Jean gave him a once-over. "Are you here of your own free will?"
"Of course!" Kurt replied, a little insulted. "Scott needed mein help! Besides, you sink I vould humiliate myself for anybody but you two? Now, ziss nonsense has gone on long enough! Stop fighting and forgive him!"
Kurt crossed his arms and glared at her like a stern papa, even though he was dangling precariously in mid-air. Jean smiled lovingly at Scott, then turned back to Kurt.
"I just did. By the way, the word is 'vapor,' not 'wafer.'"
"But Scott said to make all ze vees double-yous, and I couldn't very vell say wwwwwapor. It makes no sense!" Kurt argued.
Jean rolled her eyes and lowered him gently to the ground.
"Besides, who is to say zat vafer cookies don't float? Zey are light, ja?"
Jean just shook her head at him.
"He volunteered for it, Jean," Scott said. "I wanted to serenade you, and he knows I can't sing to save my life."
Jean blew a strand of hair out of her face and smiled down at Scott again.
"Come on up."
Scott grinned at her and turned to go back into the house, when he saw that Kurt was following him.
"Uh, Kurt?"
"Ja?"
"Why don't you go serenade somebody else?"
"Vhat, now?"
"Yeah."
Scott turned and left Kurt standing there on the grass, his tail flicking despondently. Message received, loud and clear.
Or not.
===X===
Kurt skidded to a halt under another second story bedroom. He straightened his shirt, cleared his throat, and bellowed …
I dream of Keety, vit za light brown hair,
Borne like a vapor, on za summer air!
Kitty ripped her window open and yelled, "Kurt, shut UP! I'm trying to study! What the heck are you doing, anyway?!"
Kurt snorted. "It's called singing, Keety. I helped Scott serenade Jean, and then he said, 'Kurt, go serenade somebody else.' So I here I am!"
He spread his arms like, "Ta-dah!" Kitty pinched the bridge of her nose in frustration.
"Yeah, like, here you are. Kurt, that was Scott's way of saying 'Get lost.' He didn't literally mean 'go serenade somebody else.'"
Kurt's face fell.
"Sorry," Kitty added, seeing his disappointment.
"Man, diss sahks. I help him get his girlfriend back, and he cuts me loose like nussing!"
Kitty felt a little pang of pity for the furry elf. "Well, I like, know I'm going to regret this, but … lemme hear the rest, blue boy. Come on."
Kurt happily obliged, and when he was through, Kitty was looking at him thoughtfully.
"I'll be right back."
She disappeared for a moment, and returned with a small bag.
"I know if the chicks like it, they're supposed to throw roses an' junk, but like, all we've got is potpourri!"
She shook out the bag of dried flowers and cinnamon sticks over the balcony. Most of it landed on Kurt. He laughed and brushed it out of his hair. Aw, he looks so cute covered in crap, Kitty thought.

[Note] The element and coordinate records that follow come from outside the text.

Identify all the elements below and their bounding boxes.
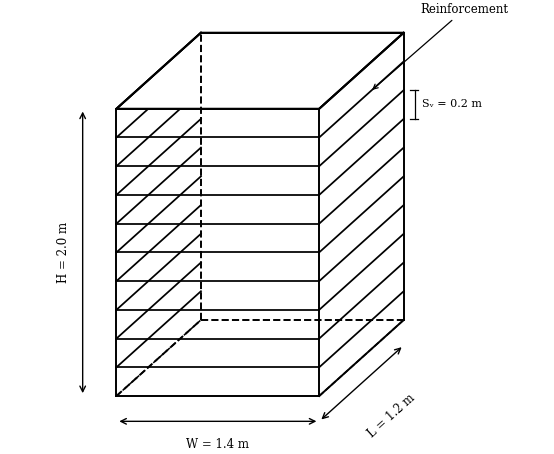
Polygon shape [116,252,319,281]
Polygon shape [116,33,201,138]
Polygon shape [116,234,201,339]
Polygon shape [116,176,201,281]
Polygon shape [116,138,319,166]
Polygon shape [116,109,319,138]
Polygon shape [116,119,201,224]
Polygon shape [116,339,319,367]
Text: W = 1.4 m: W = 1.4 m [186,438,249,451]
Polygon shape [116,310,319,339]
Polygon shape [116,33,404,109]
Polygon shape [116,281,319,310]
Text: Sᵥ = 0.2 m: Sᵥ = 0.2 m [422,99,482,109]
Polygon shape [116,61,201,166]
Polygon shape [116,224,319,252]
Text: L = 1.2 m: L = 1.2 m [366,392,418,440]
Polygon shape [116,33,404,109]
Polygon shape [116,367,319,396]
Polygon shape [116,205,201,310]
Polygon shape [116,291,201,396]
Polygon shape [116,90,201,195]
Polygon shape [116,262,201,367]
Polygon shape [116,195,319,224]
Polygon shape [116,166,319,195]
Text: H = 2.0 m: H = 2.0 m [57,222,70,283]
Text: Reinforcement: Reinforcement [373,3,509,89]
Polygon shape [116,148,201,252]
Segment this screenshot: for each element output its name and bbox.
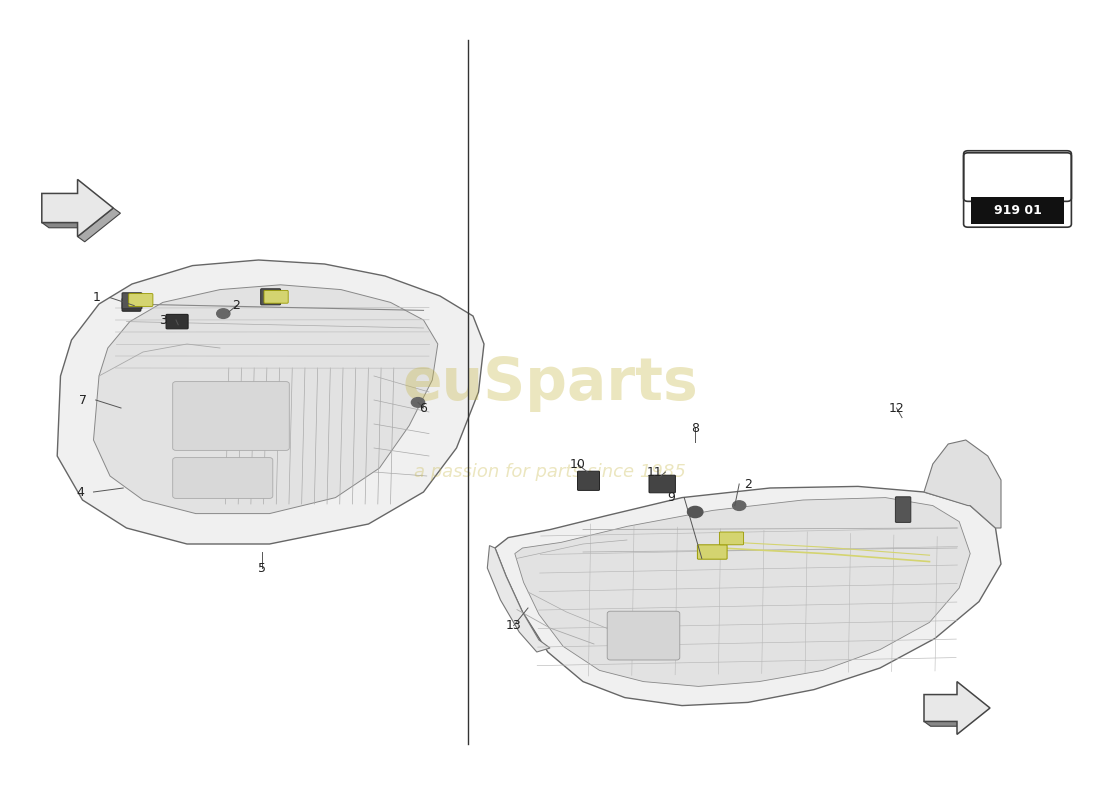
Text: 13: 13 bbox=[506, 619, 521, 632]
FancyBboxPatch shape bbox=[649, 475, 675, 493]
FancyBboxPatch shape bbox=[578, 471, 600, 490]
Text: euSparts: euSparts bbox=[403, 355, 697, 413]
Circle shape bbox=[217, 309, 230, 318]
Polygon shape bbox=[42, 222, 85, 228]
Polygon shape bbox=[42, 179, 113, 237]
Text: 10: 10 bbox=[570, 458, 585, 470]
Text: 12: 12 bbox=[889, 402, 904, 414]
FancyBboxPatch shape bbox=[719, 532, 744, 545]
FancyBboxPatch shape bbox=[122, 293, 142, 309]
FancyBboxPatch shape bbox=[697, 545, 727, 559]
Polygon shape bbox=[487, 546, 550, 652]
Polygon shape bbox=[924, 722, 964, 726]
Text: a passion for parts since 1985: a passion for parts since 1985 bbox=[414, 463, 686, 481]
Text: 2: 2 bbox=[744, 478, 752, 490]
Text: 5: 5 bbox=[257, 562, 266, 574]
FancyBboxPatch shape bbox=[173, 382, 289, 450]
Polygon shape bbox=[57, 260, 484, 544]
FancyBboxPatch shape bbox=[122, 298, 141, 311]
Polygon shape bbox=[924, 440, 1001, 528]
Text: 7: 7 bbox=[78, 394, 87, 406]
FancyBboxPatch shape bbox=[129, 294, 153, 306]
Text: 1: 1 bbox=[92, 291, 101, 304]
FancyBboxPatch shape bbox=[264, 290, 288, 303]
Polygon shape bbox=[495, 486, 1001, 706]
Circle shape bbox=[688, 506, 703, 518]
FancyBboxPatch shape bbox=[895, 497, 911, 522]
FancyBboxPatch shape bbox=[964, 150, 1071, 202]
Text: 919 01: 919 01 bbox=[993, 204, 1042, 217]
Circle shape bbox=[411, 398, 425, 407]
Text: 9: 9 bbox=[667, 491, 675, 504]
Polygon shape bbox=[924, 682, 990, 734]
Text: 3: 3 bbox=[158, 314, 167, 326]
FancyBboxPatch shape bbox=[261, 289, 280, 305]
Polygon shape bbox=[94, 285, 438, 514]
FancyBboxPatch shape bbox=[173, 458, 273, 498]
Text: 11: 11 bbox=[647, 466, 662, 478]
FancyBboxPatch shape bbox=[607, 611, 680, 660]
Text: 2: 2 bbox=[232, 299, 241, 312]
Text: 4: 4 bbox=[76, 486, 85, 498]
Polygon shape bbox=[515, 498, 970, 686]
Polygon shape bbox=[77, 208, 121, 242]
Circle shape bbox=[733, 501, 746, 510]
FancyBboxPatch shape bbox=[166, 314, 188, 329]
Text: 8: 8 bbox=[691, 422, 700, 434]
Bar bbox=[971, 197, 1064, 224]
Text: 6: 6 bbox=[419, 402, 428, 414]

"Come on up, Fuzzy. I need some help with my German homework."
And she winked at him.
It took Kurt a second to get over the shock, but he did, and gleefully 'ported into her room. The jump was so intense that it knocked off all the potpourris. Kitty's offering stayed outside, floating down through the summer air, and landed on the grass where he'd just been.